We spoke to Dr Tamar Lewinsky, Curator of Contemporary History at the Jewish Museum Berlin, about the significance of the Claude Lanzmann audio archive. In this interview, she explains how the material opens up new perspectives on the Holocaust, the challenges involved in processing it, and why the immediacy of these recordings offers such a powerful way of engaging with memory.
The Claude Lanzmann Audio Archive includes 220 hours of previously unreleased interviews with eyewitnesses. What is the significance of this archive for Holocaust research and education?
Tamar Lewinsky: The Lanzmann recordings offer insight into the origins of the film Shoah, while also reflecting how different groups recalled the Holocaust in the 1970s. As in the film, Claude Lanzmann speaks with survivors, perpetrators, and third parties.
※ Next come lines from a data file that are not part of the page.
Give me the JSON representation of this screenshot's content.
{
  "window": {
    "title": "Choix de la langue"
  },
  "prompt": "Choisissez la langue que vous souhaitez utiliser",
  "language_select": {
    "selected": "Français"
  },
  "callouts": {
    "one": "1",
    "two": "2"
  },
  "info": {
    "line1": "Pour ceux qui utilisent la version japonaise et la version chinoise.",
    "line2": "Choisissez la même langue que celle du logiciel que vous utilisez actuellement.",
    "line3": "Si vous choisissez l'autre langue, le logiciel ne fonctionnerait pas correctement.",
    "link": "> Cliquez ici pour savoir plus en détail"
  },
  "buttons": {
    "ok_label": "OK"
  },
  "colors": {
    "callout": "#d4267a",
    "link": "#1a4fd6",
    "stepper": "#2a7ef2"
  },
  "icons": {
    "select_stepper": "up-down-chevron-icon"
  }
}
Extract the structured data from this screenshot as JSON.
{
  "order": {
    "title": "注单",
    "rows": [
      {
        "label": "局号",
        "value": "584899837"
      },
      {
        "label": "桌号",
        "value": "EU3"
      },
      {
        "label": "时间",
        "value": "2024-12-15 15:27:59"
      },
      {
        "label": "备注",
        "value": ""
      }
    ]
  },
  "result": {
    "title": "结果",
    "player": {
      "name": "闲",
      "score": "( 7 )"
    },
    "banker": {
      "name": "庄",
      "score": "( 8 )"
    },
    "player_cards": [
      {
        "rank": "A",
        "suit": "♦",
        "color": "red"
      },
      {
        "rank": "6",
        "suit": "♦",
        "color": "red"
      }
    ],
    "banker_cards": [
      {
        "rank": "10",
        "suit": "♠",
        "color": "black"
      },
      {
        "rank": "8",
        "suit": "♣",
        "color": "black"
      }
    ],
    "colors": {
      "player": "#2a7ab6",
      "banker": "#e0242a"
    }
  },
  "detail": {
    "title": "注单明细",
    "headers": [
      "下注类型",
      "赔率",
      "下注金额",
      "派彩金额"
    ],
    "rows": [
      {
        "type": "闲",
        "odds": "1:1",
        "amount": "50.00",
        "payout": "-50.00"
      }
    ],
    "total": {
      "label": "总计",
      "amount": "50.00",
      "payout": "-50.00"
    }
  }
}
The archive reveals what was known about the systematic extermination of entire groups of people at the time, the ways people tried to explain it, and the individual approaches in how they coped with its legacy.
Unlike many other oral history projects, these are not professionally produced interviews. They are raw audio recordings of a wide range of encounters, created internally to help prepare for filming. This makes them strikingly direct and spontaneous. The level of reflection in these recordings is also unusually deep and thought-provoking.
The film Shoah profoundly changed how the Holocaust is perceived. What new insights or dimensions do you expect the audio archive to reveal?
TL: What stands out is how the audio recordings and the film footage complement one another. Only a handful of individuals appear in both. Most of the material is entirely new in terms of content and expands our understanding of the years of preparation and travel that preceded the shoot.
It becomes clear that a range of topics explored during the research phase did not make it into the final film. Analysing the archive allows us to better trace how Lanzmann gradually refined his focus, how he developed his interview techniques, and which themes he ultimately chose to leave out—and when.
Are there any recordings in the archive that you found particularly moving or surprising—ones you consider especially significant?
TL: There are many powerful and touching moments throughout the recordings. Sometimes it’s just a short passage, sometimes an entire conversation. One example is a preparatory conversation with a woman who, despite Lanzmann’s requests, refused to appear on camera. Another instance is that of Ilana Safran, who speaks about her deportation to Sobibor, her escape during the uprising at the extermination camp, her time with the partisans, and her later confrontation with the perpetrators in court in Hagen. Some of the interviews with perpetrators reveal the fearless and uncompromising approach taken by Lanzmann and his team. In one, Lanzmann is heard sitting in the living room of former SS officer Lothar Fendler and reveals that he is Jewish. In another, German-speaking Israeli Irena Steinfeldt-Levy confronts Edmund Veesenmeyer with confidence and conviction, challenging his attempts to question the value of the project.
What specific challenges have you and your team faced in digitising, transcribing and cataloguing the recordings?
TL: Thankfully, the tapes overall were in surprisingly good condition and were fully digitised with the help of an audio restoration specialist. But there have still been many challenges. Poor audio quality often makes transcription slow and tedious: there are gaps in the recordings, background noise interfering with understanding, and some passages are entirely unintelligible. The multilingual nature of the material adds another layer of complexity—and then many of the speakers were not native speakers, and often several people speak at once. Because of this, automated transcription wasn’t possible. Another issue is that many tapes were unlabelled, so identifying speakers and dates has been difficult. Nonetheless, we have managed to transcribe most of the recordings and to assign nearly all the voices to specific individuals. We’ve also begun to piece together the chronology and sequence of the recordings. The interviews are now being carefully translated into German—and will soon be available in English. At the same time, our contextual research continues to uncover new findings every day.
What does the archive material reveal about how Claude Lanzmann and his assistants, Corinna Coulmas and Irena Steinfeldt-Levy, worked together?
TL: One thing that becomes clear is how the small team shared the work. From the recordings, you can trace how Lanzmann, Coulmas and Steinfeldt divided their roles and coordinated geographically and within joint conversations. It’s also clear how thoroughly prepared they were. Their questions reveal deep background research, a solid grasp of sources, and—in the case of the perpetrator interviews in particular—remarkable courage in confronting their subjects.
Of course, the recordings represent only part of the research and preparation that went into Shoah. Thanks to the support of the Alfred Landecker Foundation, we were also able to conduct a video interview this year with Corinna Coulmas and Irena Steinfeldt-Levy, which adds important dimensions to the history of the film project.